A thought I just had: buy another notebook hard drive, if the bay is easily accessible.

Normally, you'd need another copy of Windows, but if you can get the exact model number of what you're running, you can order an identical drive and create an image.

I'll give you a super-quick overview: if it sounds too intimidating, you can just skip it.

Basically, you'd make a network share on your desktop, making sure to have quite a bit more space than the total size of your laptop drive. You'd burn a Ubuntu CD and boot the laptop from that. From there, you'd mount the network share, and run the dd command to create an exact bitperfect image of the hard drive. Then you'd shut down, swap drives, and do the same thing in reverse, copying from the network image onto the hard drive. Then you could make any changes you want on your personal drive, including replacing the sysadmin password if you need to. You'd just have to remember to swap in the work drive when approprate.

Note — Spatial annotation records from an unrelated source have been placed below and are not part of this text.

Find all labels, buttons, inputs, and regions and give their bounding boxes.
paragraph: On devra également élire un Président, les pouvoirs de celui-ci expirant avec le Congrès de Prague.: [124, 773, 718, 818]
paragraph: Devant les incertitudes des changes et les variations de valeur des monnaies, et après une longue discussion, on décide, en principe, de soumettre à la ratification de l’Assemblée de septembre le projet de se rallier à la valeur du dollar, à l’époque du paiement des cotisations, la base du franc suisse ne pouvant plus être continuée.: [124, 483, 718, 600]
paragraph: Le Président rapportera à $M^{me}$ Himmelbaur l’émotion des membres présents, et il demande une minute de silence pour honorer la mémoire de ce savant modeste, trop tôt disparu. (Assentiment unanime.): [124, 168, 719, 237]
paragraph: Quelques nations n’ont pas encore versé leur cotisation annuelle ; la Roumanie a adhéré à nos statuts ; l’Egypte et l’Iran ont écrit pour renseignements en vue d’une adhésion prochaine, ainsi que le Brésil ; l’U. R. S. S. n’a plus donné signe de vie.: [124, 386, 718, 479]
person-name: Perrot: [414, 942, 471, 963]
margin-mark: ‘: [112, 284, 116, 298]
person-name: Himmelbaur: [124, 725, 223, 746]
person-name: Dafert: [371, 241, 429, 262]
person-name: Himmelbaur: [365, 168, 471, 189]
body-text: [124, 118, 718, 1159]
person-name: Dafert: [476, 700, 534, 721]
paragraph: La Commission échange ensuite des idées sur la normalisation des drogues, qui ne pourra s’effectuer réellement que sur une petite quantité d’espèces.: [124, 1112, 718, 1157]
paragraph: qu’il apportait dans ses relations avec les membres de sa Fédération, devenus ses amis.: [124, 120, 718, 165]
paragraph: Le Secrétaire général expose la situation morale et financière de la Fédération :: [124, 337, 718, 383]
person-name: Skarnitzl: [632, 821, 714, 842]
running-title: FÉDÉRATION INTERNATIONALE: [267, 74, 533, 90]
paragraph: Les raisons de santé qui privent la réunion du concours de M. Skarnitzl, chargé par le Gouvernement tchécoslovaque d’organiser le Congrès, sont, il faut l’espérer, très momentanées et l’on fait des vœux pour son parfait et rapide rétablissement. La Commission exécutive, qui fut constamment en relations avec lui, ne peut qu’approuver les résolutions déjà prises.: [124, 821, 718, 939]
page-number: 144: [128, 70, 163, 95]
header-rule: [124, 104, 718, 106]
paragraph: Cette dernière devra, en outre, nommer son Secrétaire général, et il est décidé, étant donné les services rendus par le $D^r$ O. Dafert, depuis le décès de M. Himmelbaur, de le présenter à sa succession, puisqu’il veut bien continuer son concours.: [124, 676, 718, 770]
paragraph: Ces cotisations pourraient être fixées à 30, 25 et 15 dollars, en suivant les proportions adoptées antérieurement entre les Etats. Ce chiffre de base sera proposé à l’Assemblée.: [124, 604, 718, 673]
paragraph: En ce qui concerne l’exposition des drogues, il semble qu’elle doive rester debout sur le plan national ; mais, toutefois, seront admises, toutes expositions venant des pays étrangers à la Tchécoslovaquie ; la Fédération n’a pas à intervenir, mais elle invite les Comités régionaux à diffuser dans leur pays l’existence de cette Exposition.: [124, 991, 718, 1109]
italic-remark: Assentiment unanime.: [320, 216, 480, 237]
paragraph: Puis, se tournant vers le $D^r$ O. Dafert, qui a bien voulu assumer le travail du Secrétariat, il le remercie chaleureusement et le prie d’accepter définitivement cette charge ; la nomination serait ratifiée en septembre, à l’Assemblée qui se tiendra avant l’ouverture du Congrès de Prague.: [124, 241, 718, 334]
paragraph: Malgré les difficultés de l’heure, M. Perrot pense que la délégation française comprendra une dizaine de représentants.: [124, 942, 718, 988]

This would only work if you got exactly the same model of hard drive, but will only cost you the drive. If you can't get that exact model, you'll probably have to buy an image tool that knows how to resize to new drives. The dd command is extremely stupid: it just copies bytes. It doesn't understand anything about drive layout.

If you want to go that route, I can give you more detailed instructions.
posted by Malor at 5:52 PM on August 31, 2007


Fallout 2? The CD of the game that I have doesn't require the CD to run. I'm assuming you're running windows on the laptop? Why don't you share the fallout 2 directory and see if you can just run it remotely from the shared drive? If I recall correctly there aren't really any registry settings that are too important for the game.